J-45 : Le nez dans le guidon
À 45 jours du départ pour la Namibie, la réalité rattrape les préparatifs. Entre une chute mémorable sur le sol hasardeux de Manille, les suspense des douanes philippines pour mon matériel et les derniers bilans médicaux pour mon diabète. Aujourd'hui, je lance officiellement mon blog et mon profil Instagram. Pas de performance, juste les coulisses d'un marcheur de désert en pleine préparation.
On y est. Enfin, “on” y est presque. Dans 45 jours, je serai quelque part dans le Namib à me demander pourquoi j’ai encore signé pour ça. Si vous regardez un calendrier, 45 jours, c’est demain. Si vous regardez mes jambes aujourd’hui, c’est une autre histoire.
La chute du samedi
Samedi dernier, le 7 mars, le terrain m’a rappelé à l’ordre de la manière la plus bête qui soit. Une simple faute de pied, un petit obstacle qui traînait, et me voilà au tapis lors de ma sortie. C’est le genre de chute qui ne prévient pas et qui te rappelle que même après des années de pratique, la vigilance reste ton premier équipement.
Depuis, je suis au stand. Ça tire, ça grince, et je ronge mon frein. Je vais essayer de reprendre demain, jeudi 12 mars, mais tout doucement. L’idée, c’est de garder le rythme, pas de finir en kit avant même d’avoir vu une dune. Curieusement, ce repos forcé m’apporte quelques avantages inattendus… mais je vous raconterai ça plus tard, quand j’aurai fini de panser mes plaies.
La logistique et les douanes (le vrai ultra-trail)
Pendant que je ne cours pas, je fais de la “gestion de projet”. J’ai relancé une commande de matériel depuis la France. C’est toujours un grand moment de suspense ici : est-ce que les douanes philippines vont être “cavalières” ou est-ce que mon colis va arriver à bon port ? C’est ça aussi, l’aventure Manille-Namibie : 50 % de sueur, 50 % de formulaires administratifs.
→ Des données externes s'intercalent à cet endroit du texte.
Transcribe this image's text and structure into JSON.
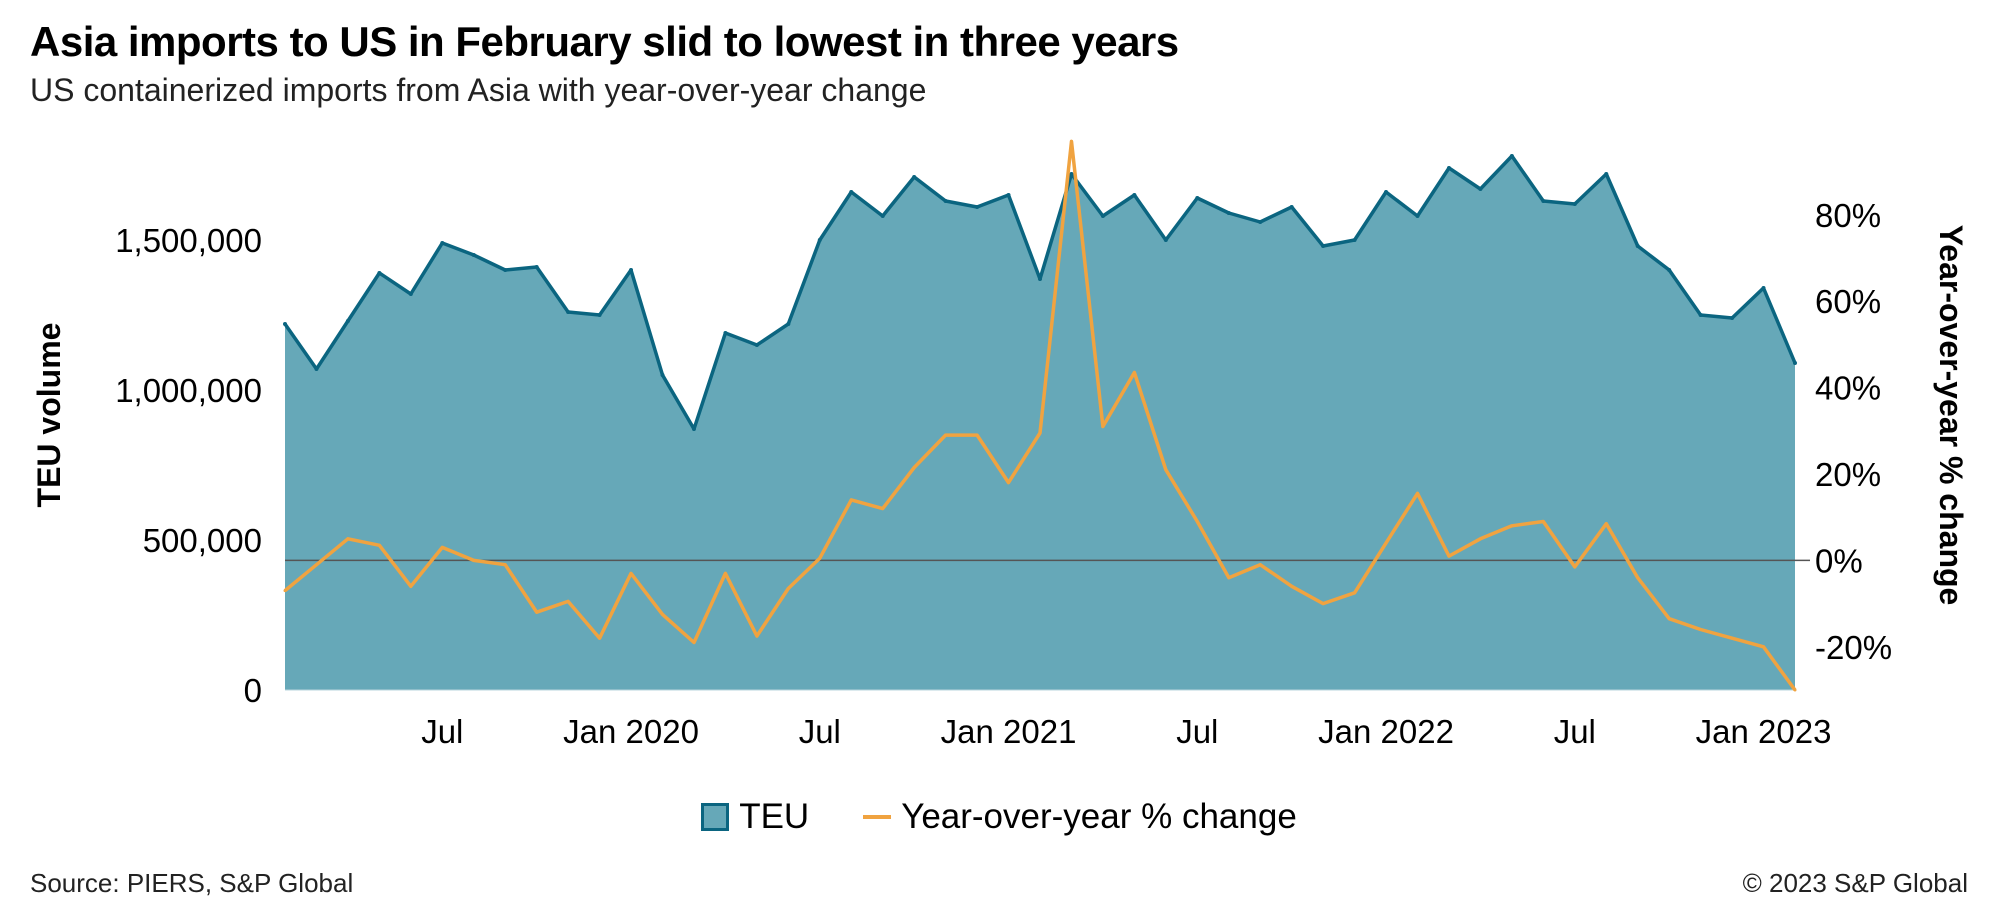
{
  "title": "Asia imports to US in February slid to lowest in three years",
  "subtitle": "US containerized imports from Asia with year-over-year change",
  "source": "Source: PIERS, S&P Global",
  "copyright": "© 2023 S&P Global",
  "colors": {
    "area_fill": "#66a8b8",
    "area_line": "#0b6580",
    "yoy_line": "#f0a340",
    "zero_line": "#555555"
  },
  "chart_data": {
    "type": "area",
    "x": [
      "2019-02",
      "2019-03",
      "2019-04",
      "2019-05",
      "2019-06",
      "2019-07",
      "2019-08",
      "2019-09",
      "2019-10",
      "2019-11",
      "2019-12",
      "2020-01",
      "2020-02",
      "2020-03",
      "2020-04",
      "2020-05",
      "2020-06",
      "2020-07",
      "2020-08",
      "2020-09",
      "2020-10",
      "2020-11",
      "2020-12",
      "2021-01",
      "2021-02",
      "2021-03",
      "2021-04",
      "2021-05",
      "2021-06",
      "2021-07",
      "2021-08",
      "2021-09",
      "2021-10",
      "2021-11",
      "2021-12",
      "2022-01",
      "2022-02",
      "2022-03",
      "2022-04",
      "2022-05",
      "2022-06",
      "2022-07",
      "2022-08",
      "2022-09",
      "2022-10",
      "2022-11",
      "2022-12",
      "2023-01",
      "2023-02"
    ],
    "x_ticks": [
      "Jul",
      "Jan 2020",
      "Jul",
      "Jan 2021",
      "Jul",
      "Jan 2022",
      "Jul",
      "Jan 2023"
    ],
    "x_tick_dates": [
      "2019-07",
      "2020-01",
      "2020-07",
      "2021-01",
      "2021-07",
      "2022-01",
      "2022-07",
      "2023-01"
    ],
    "series": [
      {
        "name": "TEU",
        "axis": "left",
        "type": "area",
        "values": [
          1220000,
          1070000,
          1230000,
          1390000,
          1320000,
          1490000,
          1450000,
          1400000,
          1410000,
          1260000,
          1250000,
          1400000,
          1050000,
          870000,
          1190000,
          1150000,
          1220000,
          1500000,
          1660000,
          1580000,
          1710000,
          1630000,
          1610000,
          1650000,
          1370000,
          1720000,
          1580000,
          1650000,
          1500000,
          1640000,
          1590000,
          1560000,
          1610000,
          1480000,
          1500000,
          1660000,
          1580000,
          1740000,
          1670000,
          1780000,
          1630000,
          1620000,
          1720000,
          1480000,
          1400000,
          1250000,
          1240000,
          1340000,
          1090000
        ]
      },
      {
        "name": "Year-over-year % change",
        "axis": "right",
        "type": "line",
        "values": [
          -7,
          -1,
          5,
          3.5,
          -6,
          3,
          0,
          -1,
          -12,
          -9.5,
          -18,
          -3,
          -12.5,
          -19,
          -3,
          -17.5,
          -6.5,
          0.5,
          14,
          12,
          21.5,
          29,
          29,
          18,
          29.5,
          97,
          31,
          43.5,
          21,
          9,
          -4,
          -1,
          -6,
          -10,
          -7.5,
          4,
          15.5,
          1,
          5,
          8,
          9,
          -1.5,
          8.5,
          -4,
          -13.5,
          -16,
          -18,
          -20,
          -30
        ]
      }
    ],
    "ylabel": "TEU volume",
    "y2label": "Year-over-year % change",
    "ylim": [
      0,
      1800000
    ],
    "yticks": [
      0,
      500000,
      1000000,
      1500000
    ],
    "ytick_labels": [
      "0",
      "500,000",
      "1,000,000",
      "1,500,000"
    ],
    "y2lim": [
      -30,
      95
    ],
    "y2ticks": [
      -20,
      0,
      20,
      40,
      60,
      80
    ],
    "y2tick_labels": [
      "-20%",
      "0%",
      "20%",
      "40%",
      "60%",
      "80%"
    ],
    "legend": "bottom"
  }
}
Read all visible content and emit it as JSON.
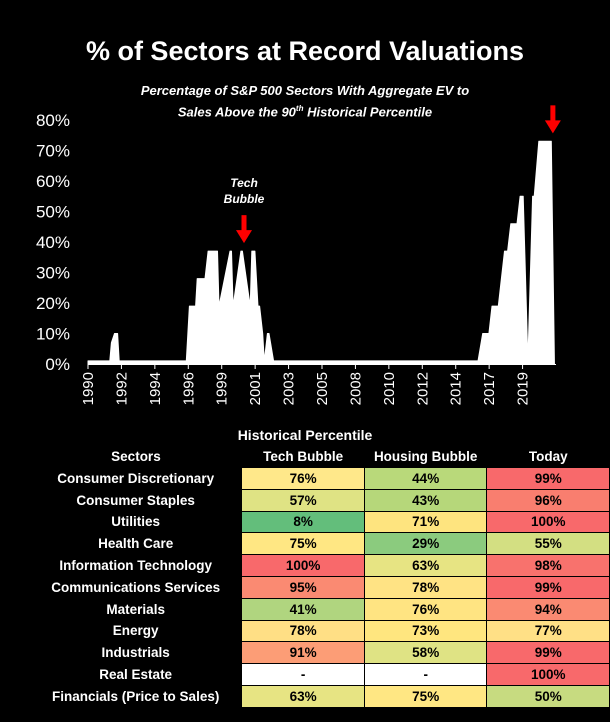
{
  "header": {
    "title": "% of Sectors at Record Valuations",
    "subtitle_line1": "Percentage of S&P 500 Sectors With Aggregate EV to",
    "subtitle_line2_pre": "Sales Above the 90",
    "subtitle_sup": "th",
    "subtitle_line2_post": " Historical Percentile"
  },
  "chart_data": {
    "type": "area",
    "title": "% of Sectors at Record Valuations",
    "ylim": [
      0,
      80
    ],
    "y_ticks": [
      "0%",
      "10%",
      "20%",
      "30%",
      "40%",
      "50%",
      "60%",
      "70%",
      "80%"
    ],
    "x_ticks": [
      "1990",
      "1992",
      "1994",
      "1996",
      "1999",
      "2001",
      "2003",
      "2005",
      "2008",
      "2010",
      "2012",
      "2014",
      "2017",
      "2019"
    ],
    "x_range": [
      1990.0,
      2020.0
    ],
    "series": [
      {
        "x": [
          1990.0,
          1991.4,
          1991.5,
          1991.7,
          1991.9,
          1992.0,
          1996.3,
          1996.5,
          1996.9,
          1997.0,
          1997.5,
          1997.7,
          1998.3,
          1998.4,
          1999.1,
          1999.2,
          1999.3,
          1999.8,
          1999.9,
          2000.4,
          2000.5,
          2000.7,
          2000.9,
          2001.0,
          2001.2,
          2001.3,
          2001.5,
          2001.6,
          2001.9,
          2002.0,
          2002.3,
          2002.6,
          2015.0,
          2015.3,
          2015.7,
          2015.9,
          2016.3,
          2016.5,
          2016.7,
          2016.9,
          2017.1,
          2017.5,
          2017.7,
          2017.9,
          2018.2,
          2018.5,
          2018.6,
          2018.9,
          2019.1,
          2019.2,
          2019.5,
          2019.7,
          2019.9
        ],
        "y": [
          1,
          1,
          7,
          10,
          10,
          1,
          1,
          19,
          19,
          28,
          28,
          37,
          37,
          19,
          37,
          37,
          19,
          37,
          37,
          19,
          37,
          37,
          19,
          19,
          10,
          1,
          10,
          10,
          1,
          1,
          1,
          1,
          1,
          10,
          10,
          19,
          19,
          28,
          37,
          37,
          46,
          46,
          55,
          55,
          1,
          55,
          55,
          73,
          73,
          73,
          73,
          73,
          1
        ],
        "fill": "#ffffff"
      }
    ],
    "annotations": [
      {
        "text_line1": "Tech",
        "text_line2": "Bubble",
        "x": 2000.0,
        "y": 37,
        "arrow": true
      },
      {
        "text_line1": "",
        "text_line2": "",
        "x": 2019.8,
        "y": 73,
        "arrow": true
      }
    ],
    "arrow_color": "#ff0000"
  },
  "table": {
    "title": "Historical Percentile",
    "columns": [
      "Sectors",
      "Tech Bubble",
      "Housing Bubble",
      "Today"
    ],
    "rows": [
      {
        "sector": "Consumer Discretionary",
        "tech": "76%",
        "housing": "44%",
        "today": "99%",
        "colors": [
          "#ffe88a",
          "#b9d97a",
          "#f8696b"
        ]
      },
      {
        "sector": "Consumer Staples",
        "tech": "57%",
        "housing": "43%",
        "today": "96%",
        "colors": [
          "#dfe384",
          "#b6d77a",
          "#f97e6f"
        ]
      },
      {
        "sector": "Utilities",
        "tech": "8%",
        "housing": "71%",
        "today": "100%",
        "colors": [
          "#63be7b",
          "#fee47f",
          "#f8696b"
        ]
      },
      {
        "sector": "Health Care",
        "tech": "75%",
        "housing": "29%",
        "today": "55%",
        "colors": [
          "#ffe783",
          "#8bcb7e",
          "#d3df82"
        ]
      },
      {
        "sector": "Information Technology",
        "tech": "100%",
        "housing": "63%",
        "today": "98%",
        "colors": [
          "#f8696b",
          "#e7e483",
          "#f8726d"
        ]
      },
      {
        "sector": "Communications Services",
        "tech": "95%",
        "housing": "78%",
        "today": "99%",
        "colors": [
          "#fa8a72",
          "#ffe384",
          "#f8696b"
        ]
      },
      {
        "sector": "Materials",
        "tech": "41%",
        "housing": "76%",
        "today": "94%",
        "colors": [
          "#b0d57f",
          "#ffe482",
          "#fa8a72"
        ]
      },
      {
        "sector": "Energy",
        "tech": "78%",
        "housing": "73%",
        "today": "77%",
        "colors": [
          "#ffdf85",
          "#ffe67f",
          "#ffe086"
        ]
      },
      {
        "sector": "Industrials",
        "tech": "91%",
        "housing": "58%",
        "today": "99%",
        "colors": [
          "#fc9d76",
          "#dfe384",
          "#f8696b"
        ]
      },
      {
        "sector": "Real Estate",
        "tech": "-",
        "housing": "-",
        "today": "100%",
        "colors": [
          "#ffffff",
          "#ffffff",
          "#f8696b"
        ]
      },
      {
        "sector": "Financials (Price to Sales)",
        "tech": "63%",
        "housing": "75%",
        "today": "50%",
        "colors": [
          "#e7e483",
          "#ffe783",
          "#c7db80"
        ]
      }
    ]
  }
}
Côté mécanique interne, j’ai fait mes bilans pour le diabète hier. Tout a l’air au vert. Je verrai l’endocrino bientôt pour valider que le moteur est prêt. Un truc en plus à gérer, comme le poids du sac ou les ampoules.
Le challenge dans le challenge
Ce blog, j’ai mis du temps à me décider. Je n’ai jamais été un grand fan de l’exposition sur les réseaux ou du déballage personnel. Mais avec le sponsoring de k-lif.com, l’idée a fait son chemin. Finalement, sortir de ma zone de confort me plaît bien.
C’est un challenge dans le challenge : apprendre à raconter au lieu de juste avancer.
D’ailleurs, on y est : je lance officiellement ce blog aujourd’hui, en même temps que mon profil Instagram dédié. Je ne sais pas trop où je vais avec ce journal de bord, mais je sais pourquoi je le fais : pour laisser une trace et pour me souvenir, plus tard, que j’ai été assez fou pour retenter l’expérience. Si vous voulez suivre mes galères de plus près (et voir si mon colis arrive enfin), je vous donne rendez-vous sur Insta.
Allez, on lâche rien. Même si aujourd’hui, ça tire encore un peu.